LA FORGE

En haut de la rue Notre Dame et de la rue de l’Horizon Bleu, on trouve quelques maisons à l’abri d’un tertre, parmi lesquelles la « Forge ».Toute la population d’Erquy connaissait ce lieu.

Pierre Morel arrivant de Caulnes, où il était ouvrier, ouvre sa forge en 1926. (1) Cet artisan se verra confier la réparation des machines agricoles, peu nombreuses à cette époque. Le matériel coûtait cher et il fallait qu’il dure le plus longtemps possible :ainsi on battait les épaules, les socs des charrues ainsi que les dents des herses. Les entrepreneurs de bâtiments le sollicitaient pour refaire les pointes de pioches, les maçons pour refaire les burins, les marteaux et les barres à mine. Il fallait un véritable savoir faire pour tremper l’acier, le faire refroidir à l’eau ou l’huile en respectant les différentes couleurs, gage de solidité pour l’outil. Les chevaux de trait étant très nombreux dans les fermes, leur ferrage représentait une activité importante. Ce travail de forgeron était de l’artisanat pur; tout se faisait à la main, le poste à soudures électrique n’existant pas et l’outillage étant limité. Tout se faisait par assemblage-rivetage pour lequel il fallait faire preuve de savoir-faire, ou encore souder a l’aide d’une plaque (procédé très ancien, appelé tablette de chocolat du fait de sa forme). Dans les années 40, Jean apprend le métier auprès de son père. En 1947, Jean réalise un brabant miniature : « Pas de soudure, que du travail de forge ». Il sera récompensé par le deuxième prix de la foire exposition de Saint Brieuc .

Dans les années 1950, j’allais très souvent à la forge avec mes sœurs et nous étions très admiratifs de voir Pierre et Jean ferrer les chevaux. Quand ils posaient le fer rouge sur le sabot des chevaux et que l’odeur de la corne brûlée nous prenait à la gorge et nous piquait les yeux, nous pensions à cette pauvre bête. Nous imaginions que ce cheval devait avoir très mal en particulier quand ils enfonçaient les clous à tête carrée( caboche) avec une adresse qui nous stupéfiait. Le ferrage était nécessaire pour le bien être de l’animal. Un jour j’ai demandé à Jean pourquoi il mettait des fers aux sabots des chevaux, il m’a répondu : «le fer, c’est ça chaussure. Il faut qu’il soit bien posé sinon le cheval risque d’avoir des problèmes, et son travail sans ressentira. Beaucoup de maréchaux-ferrants possédaient un « travail » (voir photo), appareil destiné aux chevaux récalcitrants. La forge n’en possédait pas. Le ferrage était dangereux car certains animaux pouvaient avoir des réactions comme la distribution de coup de sabot. Nous devions regarder, sans parler ni bouger, pour ne pas effrayer l’animal. Sinon Pierre nous grondait et nous demandait de partir.

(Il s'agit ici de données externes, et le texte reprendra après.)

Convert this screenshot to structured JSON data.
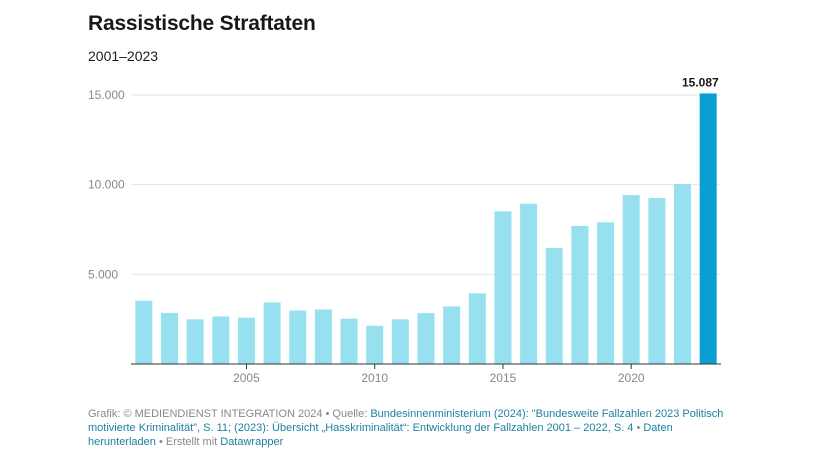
{
  "title": "Rassistische Straftaten",
  "subtitle": "2001–2023",
  "chart_data": {
    "type": "bar",
    "x": [
      2001,
      2002,
      2003,
      2004,
      2005,
      2006,
      2007,
      2008,
      2009,
      2010,
      2011,
      2012,
      2013,
      2014,
      2015,
      2016,
      2017,
      2018,
      2019,
      2020,
      2021,
      2022,
      2023
    ],
    "values": [
      3530,
      2850,
      2490,
      2650,
      2580,
      3430,
      2980,
      3040,
      2530,
      2130,
      2490,
      2840,
      3210,
      3940,
      8510,
      8940,
      6470,
      7700,
      7900,
      9420,
      9250,
      10040,
      15087
    ],
    "xticks": [
      2005,
      2010,
      2015,
      2020
    ],
    "xtick_labels": [
      "2005",
      "2010",
      "2015",
      "2020"
    ],
    "yticks": [
      5000,
      10000,
      15000
    ],
    "ytick_labels": [
      "5.000",
      "10.000",
      "15.000"
    ],
    "ylim": [
      0,
      15000
    ],
    "highlight_label": "15.087",
    "highlight_index": 22,
    "colors": {
      "bar": "#97e0f0",
      "highlight": "#099fd1",
      "grid": "#e5e5e5",
      "axis": "#333333"
    },
    "grid": true
  },
  "footer": {
    "prefix": "Grafik: © MEDIENDIENST INTEGRATION 2024 • Quelle: ",
    "source": "Bundesinnenministerium (2024): \"Bundesweite Fallzahlen 2023 Politisch motivierte Kriminalität\", S. 11; (2023): Übersicht „Hasskriminalität“: Entwicklung der Fallzahlen 2001 – 2022, S. 4",
    "sep": " • ",
    "download": "Daten herunterladen",
    "made_with": " • Erstellt mit ",
    "tool": "Datawrapper"
  }
}
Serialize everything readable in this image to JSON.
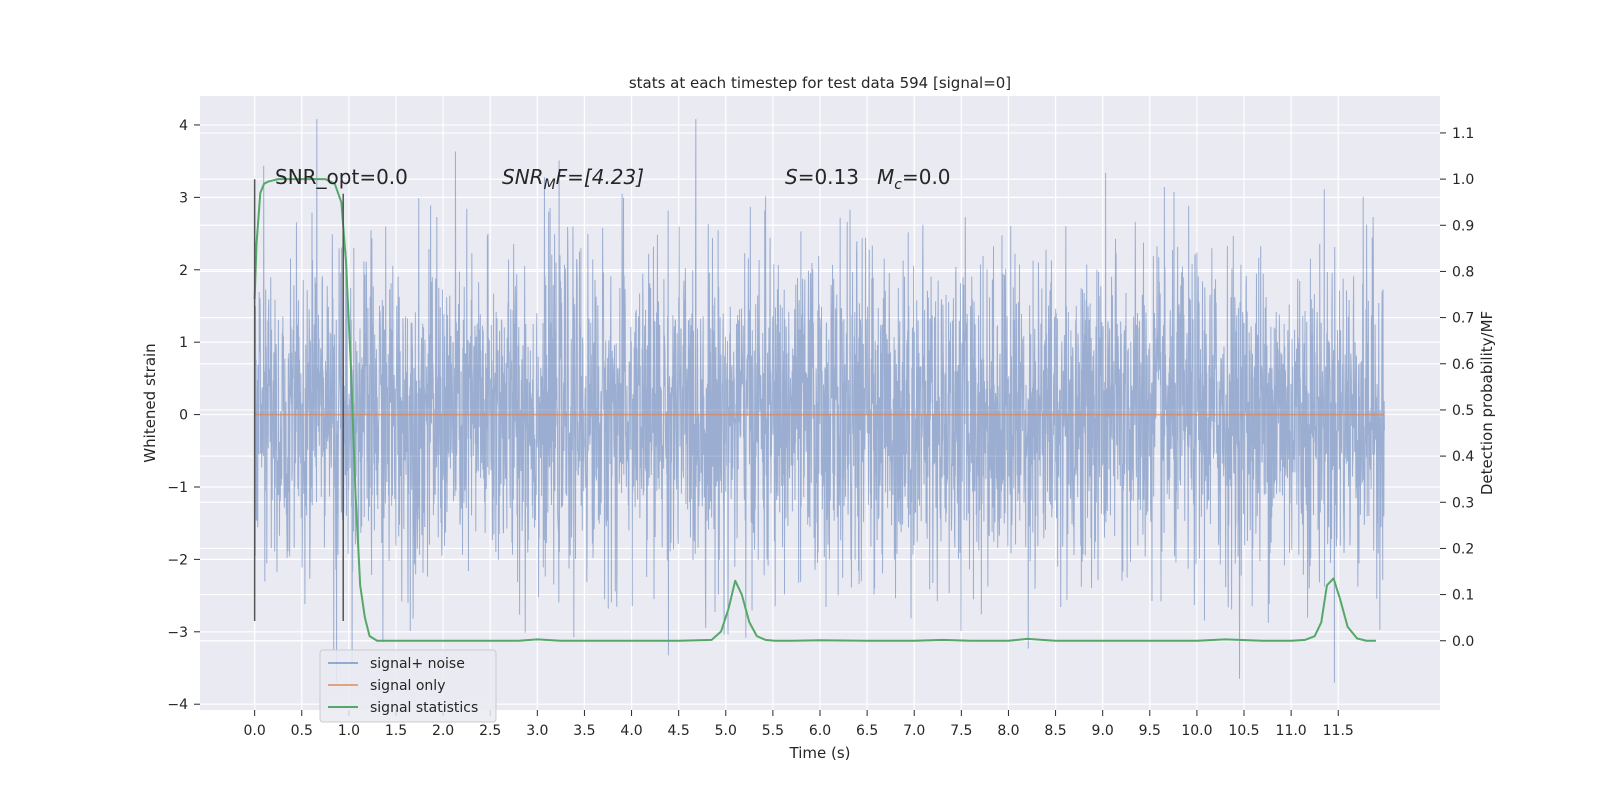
{
  "chart_data": {
    "type": "line",
    "title": "stats at each timestep for test data 594 [signal=0]",
    "xlabel": "Time (s)",
    "ylabel": "Whitened strain",
    "y2label": "Detection probability/MF",
    "xlim": [
      -0.58,
      12.58
    ],
    "ylim": [
      -4.08,
      4.4
    ],
    "y2lim": [
      -0.15,
      1.18
    ],
    "xticks": [
      "0.0",
      "0.5",
      "1.0",
      "1.5",
      "2.0",
      "2.5",
      "3.0",
      "3.5",
      "4.0",
      "4.5",
      "5.0",
      "5.5",
      "6.0",
      "6.5",
      "7.0",
      "7.5",
      "8.0",
      "8.5",
      "9.0",
      "9.5",
      "10.0",
      "10.5",
      "11.0",
      "11.5"
    ],
    "yticks": [
      "−4",
      "−3",
      "−2",
      "−1",
      "0",
      "1",
      "2",
      "3",
      "4"
    ],
    "y2ticks": [
      "0.0",
      "0.1",
      "0.2",
      "0.3",
      "0.4",
      "0.5",
      "0.6",
      "0.7",
      "0.8",
      "0.9",
      "1.0",
      "1.1"
    ],
    "legend_position": "lower-left",
    "grid": true,
    "colors": {
      "background": "#eaeaf2",
      "grid": "#ffffff",
      "noise": "#4c72b0",
      "signal": "#dd8452",
      "stats": "#55a868",
      "marker": "#555555"
    },
    "annotations": {
      "snr_opt": "SNR_opt=0.0",
      "snr_mf_main": "SNR",
      "snr_mf_sub": "M",
      "snr_mf_rest": "F=[4.23]",
      "s_main": "S",
      "s_rest": "=0.13",
      "mc_main": "M",
      "mc_sub": "c",
      "mc_rest": "=0.0"
    },
    "series": [
      {
        "name": "signal+ noise",
        "axis": "left",
        "x_range": [
          0.0,
          11.99
        ],
        "typical_amplitude": 1.1,
        "peak_max": 4.08,
        "peak_min": -3.7
      },
      {
        "name": "signal only",
        "axis": "left",
        "x": [
          0.0,
          11.99
        ],
        "y": [
          0.0,
          0.0
        ]
      },
      {
        "name": "signal statistics",
        "axis": "right",
        "x": [
          0.0,
          0.02,
          0.06,
          0.1,
          0.15,
          0.25,
          0.5,
          0.75,
          0.85,
          0.92,
          0.97,
          1.02,
          1.07,
          1.12,
          1.17,
          1.22,
          1.3,
          1.5,
          2.0,
          2.5,
          2.8,
          3.0,
          3.25,
          4.0,
          4.5,
          4.85,
          4.95,
          5.03,
          5.1,
          5.17,
          5.25,
          5.33,
          5.42,
          5.52,
          5.7,
          6.0,
          6.5,
          7.0,
          7.3,
          7.6,
          8.0,
          8.2,
          8.5,
          9.0,
          9.5,
          10.0,
          10.3,
          10.7,
          11.0,
          11.15,
          11.25,
          11.32,
          11.38,
          11.45,
          11.52,
          11.6,
          11.7,
          11.8,
          11.9
        ],
        "y": [
          0.74,
          0.86,
          0.97,
          0.99,
          0.995,
          1.0,
          1.0,
          1.0,
          0.99,
          0.95,
          0.82,
          0.6,
          0.32,
          0.12,
          0.05,
          0.01,
          0.0,
          0.0,
          0.0,
          0.0,
          0.0,
          0.003,
          0.0,
          0.0,
          0.0,
          0.002,
          0.02,
          0.07,
          0.13,
          0.1,
          0.04,
          0.01,
          0.002,
          0.0,
          0.0,
          0.001,
          0.0,
          0.0,
          0.002,
          0.0,
          0.0,
          0.004,
          0.0,
          0.0,
          0.0,
          0.0,
          0.003,
          0.0,
          0.0,
          0.002,
          0.01,
          0.04,
          0.12,
          0.135,
          0.09,
          0.03,
          0.005,
          0.0,
          0.0
        ]
      }
    ],
    "markers": [
      {
        "x": 0.0,
        "y_from": -2.85,
        "y_to": 3.25
      },
      {
        "x": 0.94,
        "y_from": -2.85,
        "y_to": 3.05
      }
    ]
  }
}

Pierre et Jean ferrant un cheval au « travail »

Nous sommes allés un nombre incalculable de fois regarder Pierre tirer sur la chaîne du soufflet pour attiser le foyer de la forge où Jean mettait le fer à rougir afin de pouvoir le travailler sur l’enclume siégeant au milieu de la forge. Des étincelles jaillissaient de ce morceau de fer rouge travaillé sur l’enclume par les violents coups de marteaux de Jean des étincelles jaillissaient.

L’enclume de 1926

Le soufflet de 1926

Avec le développement de la pêche, la forge Morel est sollicitée par les marins-pêcheurs pour l’équipement des bateaux : rouleaux pour relevage des dragues, portiques, ou encore dragues à praires dans un premier temps, puis dragues à coquilles saint-Jacques. .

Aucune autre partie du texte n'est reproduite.